Without the Cross, Jesus would not have become the pierced Messiah who could show his glorious wounds to doubting Thomas. By passing to life through death, Jesus teaches us the only way to Christian fulfillment. To take hold of the full life God has in store for us, we must make sacrifices. On this special Sunday we are called to pray that many more people will find the courage to say yes to the particular sacrifice which is embracing priesthood or religious life; and with our prayers, we may need to also seek the courage to allow our loved ones to make that journey, even though we see the hardships which lie ahead.

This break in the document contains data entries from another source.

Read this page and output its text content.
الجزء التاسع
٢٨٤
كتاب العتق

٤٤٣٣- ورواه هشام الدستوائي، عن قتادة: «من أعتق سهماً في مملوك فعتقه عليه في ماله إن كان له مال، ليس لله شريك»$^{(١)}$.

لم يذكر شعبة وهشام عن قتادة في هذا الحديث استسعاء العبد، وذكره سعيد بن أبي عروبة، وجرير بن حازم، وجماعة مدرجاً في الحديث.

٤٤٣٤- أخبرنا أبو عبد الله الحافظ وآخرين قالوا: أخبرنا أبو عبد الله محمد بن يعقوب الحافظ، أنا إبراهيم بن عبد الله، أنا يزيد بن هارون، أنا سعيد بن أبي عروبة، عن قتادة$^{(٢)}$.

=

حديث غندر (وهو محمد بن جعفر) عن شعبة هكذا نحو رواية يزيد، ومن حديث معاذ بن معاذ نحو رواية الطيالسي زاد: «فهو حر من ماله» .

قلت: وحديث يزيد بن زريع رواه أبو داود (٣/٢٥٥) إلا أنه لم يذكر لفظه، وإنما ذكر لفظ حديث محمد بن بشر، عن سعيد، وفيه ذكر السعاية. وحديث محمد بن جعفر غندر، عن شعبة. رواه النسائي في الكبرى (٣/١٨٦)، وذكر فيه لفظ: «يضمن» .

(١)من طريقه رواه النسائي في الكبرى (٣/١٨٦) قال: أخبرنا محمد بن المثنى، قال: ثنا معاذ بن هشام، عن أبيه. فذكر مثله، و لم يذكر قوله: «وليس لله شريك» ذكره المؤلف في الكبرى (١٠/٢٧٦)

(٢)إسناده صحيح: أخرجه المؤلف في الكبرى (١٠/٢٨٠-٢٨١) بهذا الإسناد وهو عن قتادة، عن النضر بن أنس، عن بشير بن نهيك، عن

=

Yes, if you are to become the saints which God is calling you to be, you will be asked to lay down your lives. In family life or in religious life, to some degree you must lay down your comforts and your worldly ambitions. This is heroism which Hollywood cannot match. The journey will not be easy, but the ending will be amazing – because in God, we have the greatest director of all!
Acknowledgement: the choice of iconic heroes was guided by conversations with the Chaplaincy team at the University of Glamorgan, the weekday congregation of St Dyfrig’s, and contributors to the Society of St Gregory webforum.